Main recent achievements and current tasks inlcude:

  • Miniaturized Microprofiler for targeted ROV operations at microbial habitats
  • Improving the power consumption of the in situ electronics for long-term measurements
  • Construction of an autonomous “Handheld Profiler” for environmental characterization of macrofauna habitats (e.g. bottom water above mussel beds, tubeworm communities)
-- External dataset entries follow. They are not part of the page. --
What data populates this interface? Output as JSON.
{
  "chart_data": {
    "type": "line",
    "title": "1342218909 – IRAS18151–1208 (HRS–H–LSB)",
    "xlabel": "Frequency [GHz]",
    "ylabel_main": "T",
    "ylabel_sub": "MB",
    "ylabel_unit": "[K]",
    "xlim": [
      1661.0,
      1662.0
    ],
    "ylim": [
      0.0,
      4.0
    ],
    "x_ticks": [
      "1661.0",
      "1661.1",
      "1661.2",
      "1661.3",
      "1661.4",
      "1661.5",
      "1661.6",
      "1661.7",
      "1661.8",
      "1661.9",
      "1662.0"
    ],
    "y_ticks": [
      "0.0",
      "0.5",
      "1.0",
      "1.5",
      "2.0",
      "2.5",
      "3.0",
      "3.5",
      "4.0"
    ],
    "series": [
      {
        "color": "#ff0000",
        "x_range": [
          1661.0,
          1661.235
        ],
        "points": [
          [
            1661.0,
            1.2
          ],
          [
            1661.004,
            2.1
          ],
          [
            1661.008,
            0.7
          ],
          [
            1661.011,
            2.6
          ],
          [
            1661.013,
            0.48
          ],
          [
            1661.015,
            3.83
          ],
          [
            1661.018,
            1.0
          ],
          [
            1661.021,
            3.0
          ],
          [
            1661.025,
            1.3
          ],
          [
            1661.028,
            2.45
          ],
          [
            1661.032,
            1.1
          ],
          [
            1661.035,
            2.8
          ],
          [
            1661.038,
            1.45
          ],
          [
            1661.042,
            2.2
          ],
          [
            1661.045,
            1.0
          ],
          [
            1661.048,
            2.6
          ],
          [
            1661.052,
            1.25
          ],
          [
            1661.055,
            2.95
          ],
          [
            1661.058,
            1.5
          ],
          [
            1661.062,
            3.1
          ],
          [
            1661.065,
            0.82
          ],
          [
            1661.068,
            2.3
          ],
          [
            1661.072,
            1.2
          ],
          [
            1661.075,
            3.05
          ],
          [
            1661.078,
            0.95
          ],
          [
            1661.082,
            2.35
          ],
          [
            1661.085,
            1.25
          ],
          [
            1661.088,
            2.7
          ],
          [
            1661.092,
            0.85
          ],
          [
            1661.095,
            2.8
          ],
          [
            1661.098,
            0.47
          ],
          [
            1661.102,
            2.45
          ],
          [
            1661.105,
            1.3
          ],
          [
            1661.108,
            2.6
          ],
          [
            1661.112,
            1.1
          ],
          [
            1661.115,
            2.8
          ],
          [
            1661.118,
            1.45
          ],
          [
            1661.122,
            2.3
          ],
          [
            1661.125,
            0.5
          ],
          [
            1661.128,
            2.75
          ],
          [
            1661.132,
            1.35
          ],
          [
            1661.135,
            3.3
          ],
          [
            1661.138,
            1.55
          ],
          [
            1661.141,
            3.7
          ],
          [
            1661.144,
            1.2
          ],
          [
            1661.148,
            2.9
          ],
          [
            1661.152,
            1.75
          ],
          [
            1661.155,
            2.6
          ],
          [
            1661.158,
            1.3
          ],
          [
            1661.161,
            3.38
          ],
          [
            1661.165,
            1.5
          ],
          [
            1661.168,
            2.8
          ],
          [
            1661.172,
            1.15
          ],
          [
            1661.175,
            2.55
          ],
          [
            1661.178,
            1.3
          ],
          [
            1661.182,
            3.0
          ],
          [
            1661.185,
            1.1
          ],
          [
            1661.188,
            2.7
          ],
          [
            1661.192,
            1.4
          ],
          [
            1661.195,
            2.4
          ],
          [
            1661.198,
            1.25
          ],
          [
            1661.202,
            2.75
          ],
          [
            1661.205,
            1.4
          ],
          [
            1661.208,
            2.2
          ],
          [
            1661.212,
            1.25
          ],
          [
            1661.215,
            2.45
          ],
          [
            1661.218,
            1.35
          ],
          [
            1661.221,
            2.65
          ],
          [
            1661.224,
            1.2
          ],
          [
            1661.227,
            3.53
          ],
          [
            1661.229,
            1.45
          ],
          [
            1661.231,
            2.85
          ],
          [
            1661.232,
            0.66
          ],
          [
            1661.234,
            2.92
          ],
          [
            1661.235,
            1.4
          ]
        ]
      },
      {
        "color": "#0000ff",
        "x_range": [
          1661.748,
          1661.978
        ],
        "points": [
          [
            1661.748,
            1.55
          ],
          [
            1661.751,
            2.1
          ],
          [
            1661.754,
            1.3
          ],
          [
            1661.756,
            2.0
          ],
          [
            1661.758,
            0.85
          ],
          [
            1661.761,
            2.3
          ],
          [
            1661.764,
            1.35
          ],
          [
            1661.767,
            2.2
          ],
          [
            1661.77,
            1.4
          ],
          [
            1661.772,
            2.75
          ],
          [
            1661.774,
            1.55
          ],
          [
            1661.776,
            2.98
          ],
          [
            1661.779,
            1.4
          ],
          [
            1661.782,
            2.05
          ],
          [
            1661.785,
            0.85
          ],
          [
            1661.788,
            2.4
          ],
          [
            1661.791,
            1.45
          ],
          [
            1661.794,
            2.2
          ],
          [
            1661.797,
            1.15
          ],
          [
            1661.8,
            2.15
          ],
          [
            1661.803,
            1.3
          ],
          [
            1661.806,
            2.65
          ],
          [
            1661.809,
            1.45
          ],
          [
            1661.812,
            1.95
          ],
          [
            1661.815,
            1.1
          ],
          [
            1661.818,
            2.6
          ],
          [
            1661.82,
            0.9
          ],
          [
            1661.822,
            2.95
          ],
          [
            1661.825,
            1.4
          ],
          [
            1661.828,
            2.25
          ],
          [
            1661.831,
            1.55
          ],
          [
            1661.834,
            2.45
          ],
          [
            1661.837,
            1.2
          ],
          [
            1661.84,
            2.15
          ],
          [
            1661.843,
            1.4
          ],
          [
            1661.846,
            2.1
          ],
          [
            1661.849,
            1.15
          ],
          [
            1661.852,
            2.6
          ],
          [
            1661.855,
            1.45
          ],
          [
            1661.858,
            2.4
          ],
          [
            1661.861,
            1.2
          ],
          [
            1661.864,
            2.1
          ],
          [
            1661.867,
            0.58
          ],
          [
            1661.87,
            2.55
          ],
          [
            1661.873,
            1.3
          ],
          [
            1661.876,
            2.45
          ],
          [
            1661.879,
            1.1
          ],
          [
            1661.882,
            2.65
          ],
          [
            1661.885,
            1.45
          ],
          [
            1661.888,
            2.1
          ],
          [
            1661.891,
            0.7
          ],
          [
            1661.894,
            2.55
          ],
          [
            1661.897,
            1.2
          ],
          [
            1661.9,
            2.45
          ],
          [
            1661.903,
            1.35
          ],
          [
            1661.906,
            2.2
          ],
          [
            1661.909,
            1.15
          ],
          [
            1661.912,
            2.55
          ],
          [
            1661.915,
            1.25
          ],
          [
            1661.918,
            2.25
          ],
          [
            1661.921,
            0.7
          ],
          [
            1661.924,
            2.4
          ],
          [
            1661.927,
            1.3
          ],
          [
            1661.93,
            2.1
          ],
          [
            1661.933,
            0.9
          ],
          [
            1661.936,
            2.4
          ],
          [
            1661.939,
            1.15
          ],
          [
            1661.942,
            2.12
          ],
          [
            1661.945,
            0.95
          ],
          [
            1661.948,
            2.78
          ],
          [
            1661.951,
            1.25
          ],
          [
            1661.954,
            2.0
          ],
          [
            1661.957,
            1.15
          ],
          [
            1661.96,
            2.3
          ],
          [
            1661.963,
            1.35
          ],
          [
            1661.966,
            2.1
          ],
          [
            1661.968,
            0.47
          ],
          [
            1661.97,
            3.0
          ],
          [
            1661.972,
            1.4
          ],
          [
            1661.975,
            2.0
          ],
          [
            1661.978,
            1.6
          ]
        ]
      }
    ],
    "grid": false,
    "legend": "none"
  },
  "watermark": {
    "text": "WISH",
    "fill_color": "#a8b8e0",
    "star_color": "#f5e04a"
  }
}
  • Development, construction and deployment of a deep-sea observatory at cold seeps (EU 6th FP ESONET DM LOOME, collaboration with microsensor group). With the first 12-month monitoring at an active mud volcano (HMMV) we were able to document an eruption of fresh warm mud and to investigate its consequences for the biogeochemical processes
  • Design of multiscale probe arrays for high-resolution monitoring of oxygen depletion in sediments and bottom waters (EU 7th FP HYPOX and EU ITN-SenseNet). During an expedition to the Crimean shelf (Black Sea) high frequency temporal and spatial variations in the oxygen concentration directly above the seafloor could be detected
  • Developing a national and international strategy for long term autonomous and cabled observation of environmental variation related to global change in the Arctic

Figure: Developing methods for the study of Arctic ecosystems and biogeochemical processes. Left: 3D profiler on a lander to be deployed under ice. Right: SenseNet field campaign Baltic Sea (Hel, Poland).